The third related study was conducted
in Denmark using a large cohort study methodology again. Women were assessed
via a FFQ at about 25 weeks of gestation49. The FFQ assessed proteins as either from fish-poultry
vegetarians (vegetarians who consume dairy
products and eggs), Lacto/Ovo-veg, Vegans or Omnivores. They also assessed
women’s EHRs for their blood pressure about 10 years postpartum, as well as
whether they were taking hypertensive medications and for how long. They
assessed a total of 65,872 pregnant women, finding outcomes like those of Oyen et al. They noted omnivores were less likely to
have developed postpartum HTN than vegans49. This study suggests that the amount of
protein matters, especially when combined with micronutrient deficiencies.
Lastly,
a smaller study by May et al.50, which is a randomized
controlled trial focused on supervised exercise during pregnancy, assessed
women via the ASA24 online 24-hr dietary recall at about 16 weeks of gestation.

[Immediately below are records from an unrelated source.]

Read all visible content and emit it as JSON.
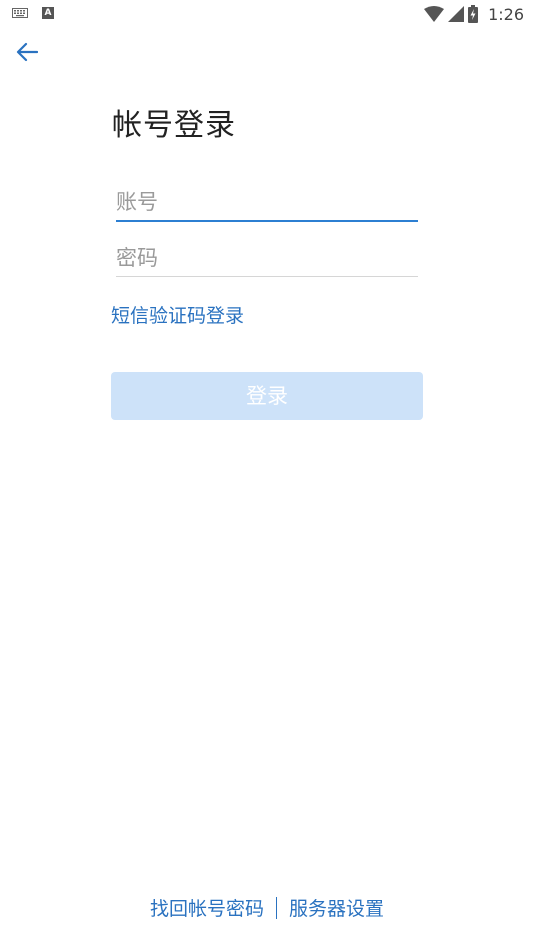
{
  "status_bar": {
    "time": "1:26",
    "icons": [
      "keyboard-icon",
      "text-input-icon",
      "wifi-icon",
      "signal-icon",
      "battery-charging-icon"
    ]
  },
  "header": {
    "back_icon": "arrow-left-icon"
  },
  "title": "帐号登录",
  "form": {
    "account_placeholder": "账号",
    "account_value": "",
    "password_placeholder": "密码",
    "password_value": ""
  },
  "sms_login_label": "短信验证码登录",
  "login_button_label": "登录",
  "footer": {
    "find_password_label": "找回帐号密码",
    "server_settings_label": "服务器设置"
  },
  "colors": {
    "accent": "#2c7fd2",
    "link": "#2a72c0",
    "button_disabled_bg": "#cde2f9"
  }
}
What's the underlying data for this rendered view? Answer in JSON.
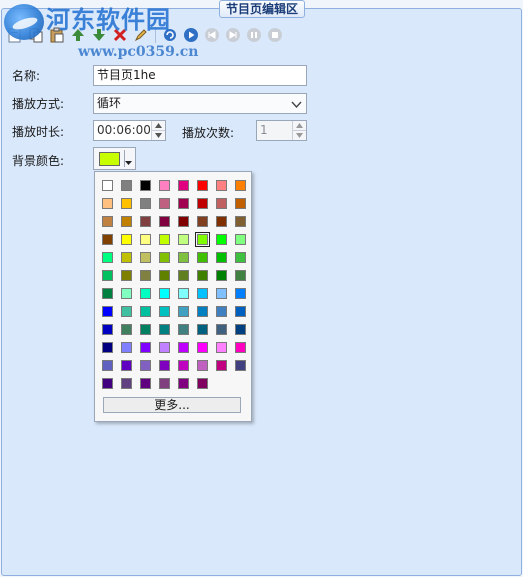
{
  "panel_title": "节目页编辑区",
  "watermark": {
    "title": "河东软件园",
    "url": "www.pc0359.cn"
  },
  "toolbar": {
    "icons": [
      "new-page-icon",
      "copy-icon",
      "paste-icon",
      "move-up-icon",
      "move-down-icon",
      "delete-icon",
      "edit-icon",
      "refresh-icon",
      "play-icon",
      "previous-icon",
      "next-icon",
      "pause-icon",
      "stop-icon"
    ]
  },
  "form": {
    "name_label": "名称:",
    "name_value": "节目页1he",
    "mode_label": "播放方式:",
    "mode_value": "循环",
    "duration_label": "播放时长:",
    "duration_value": "00:06:00",
    "count_label": "播放次数:",
    "count_value": "1",
    "bg_label": "背景颜色:",
    "bg_color": "#c8ff00"
  },
  "palette": {
    "more_label": "更多...",
    "selected_index": 29,
    "colors": [
      "#ffffff",
      "#808080",
      "#000000",
      "#ff80c0",
      "#e0007f",
      "#ff0000",
      "#ff8080",
      "#ff8000",
      "#ffc080",
      "#ffc000",
      "#808080",
      "#c06080",
      "#a0004f",
      "#c00000",
      "#c06060",
      "#c06000",
      "#c08040",
      "#c08000",
      "#804040",
      "#800040",
      "#800000",
      "#804020",
      "#803000",
      "#806030",
      "#804000",
      "#ffff00",
      "#ffff80",
      "#c0ff00",
      "#c0ff80",
      "#80ff00",
      "#00ff00",
      "#80ff80",
      "#00ff80",
      "#c0c000",
      "#c0c060",
      "#80c000",
      "#80c040",
      "#40c000",
      "#00c000",
      "#40c040",
      "#00c060",
      "#808000",
      "#808040",
      "#608000",
      "#608020",
      "#408000",
      "#008000",
      "#408040",
      "#008040",
      "#80ffc0",
      "#00ffc0",
      "#00ffff",
      "#80ffff",
      "#00c0ff",
      "#80c0ff",
      "#0080ff",
      "#0000ff",
      "#40c0a0",
      "#00c0a0",
      "#00c0c0",
      "#40a0c0",
      "#0080c0",
      "#4080c0",
      "#0060c0",
      "#0000c0",
      "#408060",
      "#008060",
      "#008080",
      "#408080",
      "#006080",
      "#406080",
      "#004080",
      "#000080",
      "#8080ff",
      "#8000ff",
      "#c080ff",
      "#c000ff",
      "#ff00ff",
      "#ff80ff",
      "#ff00c0",
      "#6060c0",
      "#6000c0",
      "#8060c0",
      "#8000c0",
      "#c000c0",
      "#c060c0",
      "#c00080",
      "#404080",
      "#400080",
      "#604080",
      "#600080",
      "#804080",
      "#800080",
      "#800060"
    ]
  }
}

The dietary recall assessed dietary protein intake from plants, dairy, eggs, seafood
and meats, as well as micronutrient intake levels. They also assessed the subject’s
recorded blood pressure postpartum. They assessed a total of 65 pregnant women.
May et al. also found outcomes like Oyen et al. They noted protein source, as well as
sodium and saturated fat levels, predicted maternal blood pressure64.
5. Conclusion
Overall, these studies demonstrate that
the protein source during pregnancy is related to the pregnant woman’s future
cardiovascular health. Thus, pregnant women may need to focus on dairy and lean
animal protein. Importantly, women should ensure they have appropriate levels
of sodium and saturated fat according to recommended levels. As other studies
demonstrate, improving maternal health will improve future cardiovascular
health. Research suggests that appropriate levels of dairy and lean animal
proteins during pregnancy can be helpful for her future cardiovascular health.
6. Funding: This research was supported by internal funds from ECU (PI: Linda May).